The TTC’s detailed version of the Capital Budget is known as the “Blue Books” because they are issued in two large blue binders. They are not available online. Over coming weeks, I will post highlights from this material beginning with the fleet plans.
These plans were drawn up in late 2017 as the budget was finalized, and there have actually been changes since that are not reflected here. I will note these where appropriate.
For starters, a review of how all of these capital projects are paid for.
Financing and Funding the Capital Budget
The TTC’s budget process at times looks like a game of Three Card Monte where one is certain that one card is the Queen of Diamonds, but never quite sure where she is. This shows up in various ways:
- There is a “base program” consisting of projects that have Council approval for inclusion in the ten-year plan. The estimated cost of this program is $9.240 billion, but there is funding shortfall of $2.702 billion.
- There is an “unfunded list” of projects making up the shortfall. These will migrate to funded status as and when money becomes available.
- The City requires that the TTC make provision for “capacity to spend” reductions in its projects based on the premise that all of the money in the budgets will not actually be used. This offsets $427 million of the shortfall, although one can argue that this is a polite fiction meant to convey the idea that the funding hole is not quite as deep as it seems. The premise is that not all projects will be spent to their full budgets, and an across-the-board provision will soak up the underspending. In practice, some of this “shortfall” is a question of timing – project slippage that shifts spending to other years – not a question of budgeting too high.
- Some projects have their own, dedicated funding streams and appear separately from the base program. At present, these are the subway extensions to Vaughan and to Scarborough.
- Some projects in the base program have funding directed specifically to them. The provincial 1/3 share of the new streetcars is an example. This is separate from provincial money that flows to Toronto from the gas tax.
- Some projects have timelines associated with the structure of funding programs. Ottawa’s Public Transit Infrastructure Fund (PTIF) Phase 1 requires that projects be completed by March 31, 2019 so that the subsidy is expensed, federally, by the end of the 2018-19 fiscal year. PTIF phase 2 has not yet been announced either as to amount or to the timeframe in which spending will occur. These constraints prevent many projects from receiving PTIF money because they do not fit within the prescribed window for spending.
- Metrolinx projects do not appear on the TTC’s books, but in some cases they can trigger payments from the TTC and/or the City of Toronto. Examples are Presto and SmartTrack.
- Some transit proposals are not even in the base program, but wait in readiness as “nice to haves”.

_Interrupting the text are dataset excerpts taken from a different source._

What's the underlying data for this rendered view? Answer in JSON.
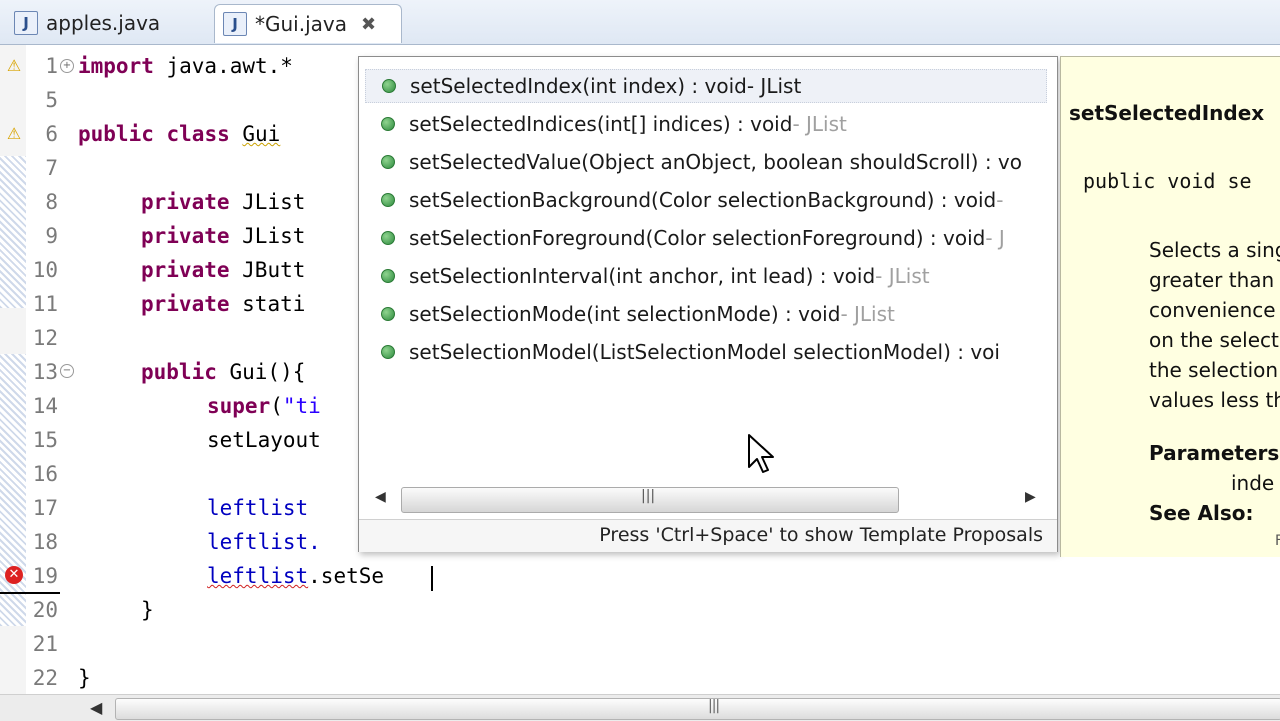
{
  "tabs": [
    {
      "label": "apples.java",
      "icon": "java-file-icon"
    },
    {
      "label": "*Gui.java",
      "icon": "java-file-icon",
      "close": "✖"
    }
  ],
  "editor": {
    "lines": [
      {
        "no": "1",
        "marker": "warning"
      },
      {
        "no": "5"
      },
      {
        "no": "6",
        "marker": "warning"
      },
      {
        "no": "7"
      },
      {
        "no": "8"
      },
      {
        "no": "9"
      },
      {
        "no": "10"
      },
      {
        "no": "11"
      },
      {
        "no": "12"
      },
      {
        "no": "13"
      },
      {
        "no": "14"
      },
      {
        "no": "15"
      },
      {
        "no": "16"
      },
      {
        "no": "17"
      },
      {
        "no": "18"
      },
      {
        "no": "19",
        "marker": "error"
      },
      {
        "no": "20"
      },
      {
        "no": "21"
      },
      {
        "no": "22"
      }
    ],
    "code": {
      "l1_kw": "import",
      "l1_rest": " java.awt.*",
      "l6_kw1": "public",
      "l6_kw2": "class",
      "l6_name": "Gui",
      "l8_kw": "private",
      "l8_rest": " JList",
      "l9_kw": "private",
      "l9_rest": " JList",
      "l10_kw": "private",
      "l10_rest": " JButt",
      "l11_kw": "private",
      "l11_rest": " stati",
      "l13_kw": "public",
      "l13_rest": " Gui(){",
      "l14_kw": "super",
      "l14_paren": "(",
      "l14_str": "\"ti",
      "l15": "setLayout",
      "l17": "leftlist",
      "l18": "leftlist.",
      "l19_obj": "leftlist",
      "l19_rest": ".setSe",
      "l20": "}",
      "l22": "}"
    }
  },
  "proposals": {
    "items": [
      {
        "sig": "setSelectedIndex(int index) : void",
        "decl": " - JList",
        "selected": true
      },
      {
        "sig": "setSelectedIndices(int[] indices) : void",
        "decl": " - JList"
      },
      {
        "sig": "setSelectedValue(Object anObject, boolean shouldScroll) : vo",
        "decl": ""
      },
      {
        "sig": "setSelectionBackground(Color selectionBackground) : void",
        "decl": " -"
      },
      {
        "sig": "setSelectionForeground(Color selectionForeground) : void",
        "decl": " - J"
      },
      {
        "sig": "setSelectionInterval(int anchor, int lead) : void",
        "decl": " - JList"
      },
      {
        "sig": "setSelectionMode(int selectionMode) : void",
        "decl": " - JList"
      },
      {
        "sig": "setSelectionModel(ListSelectionModel selectionModel) : voi",
        "decl": ""
      }
    ],
    "status": "Press 'Ctrl+Space' to show Template Proposals",
    "scroll_left": "◀",
    "scroll_right": "▶",
    "grip": "|||"
  },
  "javadoc": {
    "title": "setSelectedIndex",
    "signature": "public void se",
    "description": [
      "Selects a sing",
      "greater than",
      "convenience",
      "on the select",
      "the selection",
      "values less th"
    ],
    "params_label": "Parameters:",
    "param_name": "inde",
    "see_also": "See Also:",
    "corner": "F"
  },
  "hscroll": {
    "left": "◀",
    "grip": "|||"
  }
}
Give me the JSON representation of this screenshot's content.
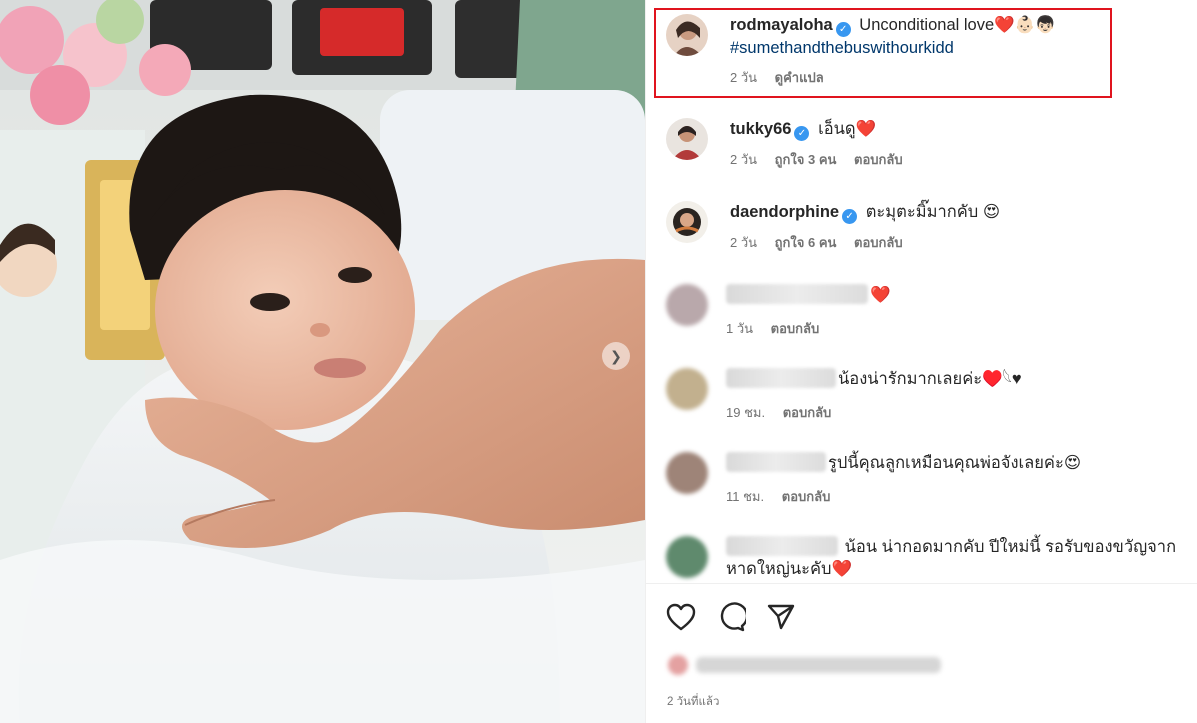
{
  "post": {
    "author": "rodmayaloha",
    "caption": "Unconditional love❤️👶🏻👦🏻",
    "hashtag": "#sumethandthebuswithourkidd",
    "time": "2 วัน",
    "translate_label": "ดูคำแปล",
    "posted_ago": "2 วันที่แล้ว"
  },
  "comments": [
    {
      "username": "tukky66",
      "verified": true,
      "text": "เอ็นดู❤️",
      "time": "2 วัน",
      "likes": "ถูกใจ 3 คน",
      "reply": "ตอบกลับ"
    },
    {
      "username": "daendorphine",
      "verified": true,
      "text": "ตะมุตะมิ๊มากคับ 😍",
      "time": "2 วัน",
      "likes": "ถูกใจ 6 คน",
      "reply": "ตอบกลับ"
    },
    {
      "username": "",
      "verified": false,
      "text": "❤️",
      "time": "1 วัน",
      "likes": "",
      "reply": "ตอบกลับ"
    },
    {
      "username": "",
      "verified": false,
      "text": "น้องน่ารักมากเลยค่ะ♥️𓆩♥",
      "time": "19 ชม.",
      "likes": "",
      "reply": "ตอบกลับ"
    },
    {
      "username": "",
      "verified": false,
      "text": "รูปนี้คุณลูกเหมือนคุณพ่อจังเลยค่ะ😍",
      "time": "11 ชม.",
      "likes": "",
      "reply": "ตอบกลับ"
    },
    {
      "username": "",
      "verified": false,
      "text": "น้อน น่ากอดมากคับ ปีใหม่นี้ รอรับของขวัญจาก",
      "text2": "หาดใหญ่นะคับ❤️",
      "time": "",
      "likes": "",
      "reply": ""
    }
  ],
  "icons": {
    "like": "heart-outline-icon",
    "comment": "comment-bubble-icon",
    "share": "paper-plane-icon",
    "next": "chevron-right-icon",
    "verified": "verified-badge-icon"
  },
  "colors": {
    "verified": "#3897f0",
    "highlight_box": "#e0141e",
    "hashtag": "#00376b",
    "meta_text": "#737373"
  }
}
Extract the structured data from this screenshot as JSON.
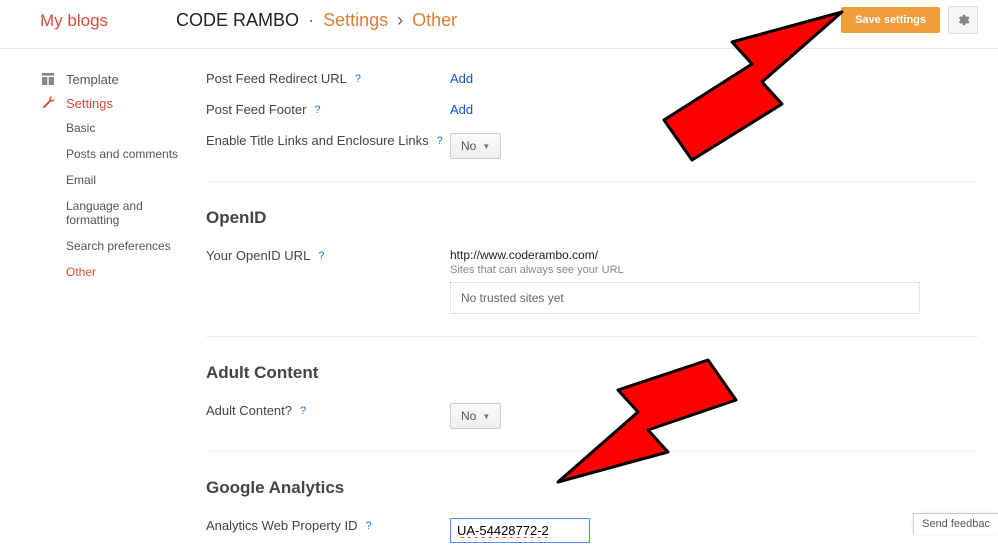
{
  "header": {
    "my_blogs": "My blogs",
    "blog_title": "CODE RAMBO",
    "crumb_settings": "Settings",
    "crumb_other": "Other",
    "save_label": "Save settings"
  },
  "sidebar": {
    "template": "Template",
    "settings": "Settings",
    "sub": {
      "basic": "Basic",
      "posts": "Posts and comments",
      "email": "Email",
      "lang": "Language and formatting",
      "search": "Search preferences",
      "other": "Other"
    }
  },
  "feed": {
    "redirect_label": "Post Feed Redirect URL",
    "redirect_action": "Add",
    "footer_label": "Post Feed Footer",
    "footer_action": "Add",
    "enclosure_label": "Enable Title Links and Enclosure Links",
    "enclosure_value": "No"
  },
  "openid": {
    "title": "OpenID",
    "label": "Your OpenID URL",
    "url": "http://www.coderambo.com/",
    "subtext": "Sites that can always see your URL",
    "trusted": "No trusted sites yet"
  },
  "adult": {
    "title": "Adult Content",
    "label": "Adult Content?",
    "value": "No"
  },
  "analytics": {
    "title": "Google Analytics",
    "label": "Analytics Web Property ID",
    "value": "UA-54428772-2"
  },
  "feedback": "Send feedbac"
}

“Funding” is the process of paying for projects, while “Financing” is the mechanism by which that money is raised. A “funded” project is associated with revenue from “financing” sources that the City can depend on such as property taxes and committed monies from other governments. Where there is a shortfall, someone has to step up with new money, however they might raise it, or something must be removed (or at least reduced in scope) from the list of funded projects.
City of Toronto contributions to capital come primarily from current taxes (“capital from current” and development charges) and from borrowing. The amount of borrowing available to the TTC each year is dictated by the City’s self-imposed 15% cap on the ratio of debt service costs to property tax revenue. A few major projects in the near future, notably the Gardiner Expressway rebuild, are crowding the debt ceiling, and there are years when little new debt will be issued on the TTC’s behalf. In turn, this affects spending plans at the TTC, and projects are shifted into future years with more borrowing room to get around this.
Other constraints can arise from a program like PTIF which, because it has a sunset date, requires that spending that might otherwise occur some years in the future must actually happen sooner than planned. This, in turn, requires matching funds from the City in years where they might otherwise have been spent on other projects.